Wednesday, January 20, 2010

Laughter The Best Medicine?

The first part of Kant’s this reading I did not did not make a lot of sense to me. However, in the middle I found the examples helped to get his point across since he picks everything apart for that you can’t make sense of it. The examples made the reading much clearer. I found it very interesting that he broke laughter down in terms of the body and mind. It gives me a whole new way of looking at humor. When he discusses the diaphragm expanding and the sensation of joy when one is laughing, I thought it put humor in a new dimension for me. For example, when something is funny we laugh. But we don’t ever think about in this century what bodily occurs when we laugh. His critique of Voltaire brings up a lot of good points also. The example of “break one’s head” I found very funny. His connecting of the mind on page 46 is also something I never thought of. What happens in our minds when we find something humorous? His connecting the idea to the intestines also made me think again, that we move our minds and bodies when we find a joke funny.
Hobbes on the other hand, uses what we have discussed in class as humor at the hand of another. The example of the blonde in the tree by Dr Ellis is what Hobbes means. Even though by laughing we are really making fun of someone (in this situation the blonde) we still in our minds find it hilsrious, whereas someone who has blonde hair would find it offensive.
Another thing that Hobbes discusses is the humor at someone else’s expense where the joke is on them, and they are aware of it. He goes on to discuss that the best thing for us as humans to do, is to “free others from scorn”. In other words, don’t laugh at someone else; Instead, help them to keep the joke from being on them, whether they are aware of it or not. Hobbes agrees with Kant that laughter is a feeling that comes from joy and also having wit. He also says that people laugh at someone else incompetence or “absurdity”. A modern example of this is the TV show America’s Funniest Home Videos; Everyday people performing tasks not on par, and the general public finding enjoyment in their lack f capacity to perform these mundane tasks. In addition, they are rewarded for this absurdity by receiving s check for ten thousand dollars.

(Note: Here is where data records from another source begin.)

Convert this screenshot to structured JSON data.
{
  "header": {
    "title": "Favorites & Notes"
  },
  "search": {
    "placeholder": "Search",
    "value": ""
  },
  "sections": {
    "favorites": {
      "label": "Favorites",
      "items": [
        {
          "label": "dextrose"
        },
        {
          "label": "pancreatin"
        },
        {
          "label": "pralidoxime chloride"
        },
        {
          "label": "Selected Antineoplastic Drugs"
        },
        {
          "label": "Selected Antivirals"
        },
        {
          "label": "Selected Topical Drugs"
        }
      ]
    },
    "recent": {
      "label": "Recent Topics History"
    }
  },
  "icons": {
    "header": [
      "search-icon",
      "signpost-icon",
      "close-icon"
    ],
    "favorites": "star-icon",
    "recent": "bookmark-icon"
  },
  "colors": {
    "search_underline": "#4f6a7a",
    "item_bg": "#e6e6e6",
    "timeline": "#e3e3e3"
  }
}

Hobbes concludes with his own definition pf laughter as being, “sudden glory is arising from some sudden conception of some eminency in ourselves, by comparison with the infirmity of others.” He goes on to say that people go out of their way to see who can get the other to laugh harder, at the sacrifice of themselves or of someone else. He comments that people would have more fun laughing “in a company” than laughing at one specific person who messes up. He feels that it is better that everyone laugh as a whole than just focusing the absurdity on one person. In other words, he feels that the expense of someone else is not a proper way to express joy and as Kant puts it “movement of the diaphragm”.

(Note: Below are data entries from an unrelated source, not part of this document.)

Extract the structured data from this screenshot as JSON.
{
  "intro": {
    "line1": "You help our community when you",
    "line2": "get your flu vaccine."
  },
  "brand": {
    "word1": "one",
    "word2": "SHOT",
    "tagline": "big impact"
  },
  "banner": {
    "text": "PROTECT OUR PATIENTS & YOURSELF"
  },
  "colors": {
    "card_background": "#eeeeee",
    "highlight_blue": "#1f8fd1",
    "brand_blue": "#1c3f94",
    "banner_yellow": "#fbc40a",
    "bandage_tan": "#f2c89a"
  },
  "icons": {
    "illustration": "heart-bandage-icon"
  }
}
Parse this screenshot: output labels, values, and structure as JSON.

Personally I agree with both of them. But I do feel that we as a society have more mediums that have put us in the practice of laughing at others getting hurt. With TV, movies, and the internet we have become a society that regularly laughs at the brunt of someone else’s stupidity or inadequacy. This is just the way things are. Is it right? No it is very wrong, and more often than not we do offend others without knowing it. Hobbes would say that even the person being in on the joke is inappropriate because it singles that person out, and that is unfair. Kant’s take on laughing was more bodily based and I found this to be fascinating. He takes that function of laughing, and isolates the body parts responsible for doing this. They both have points of view that I found very interesting, and I wanted to contrast their ideas that one thinks laughing at someone’s expense is cruel, and the other gives examples to help get points across, and Voltaire’s critique was very fascinating, and even funny.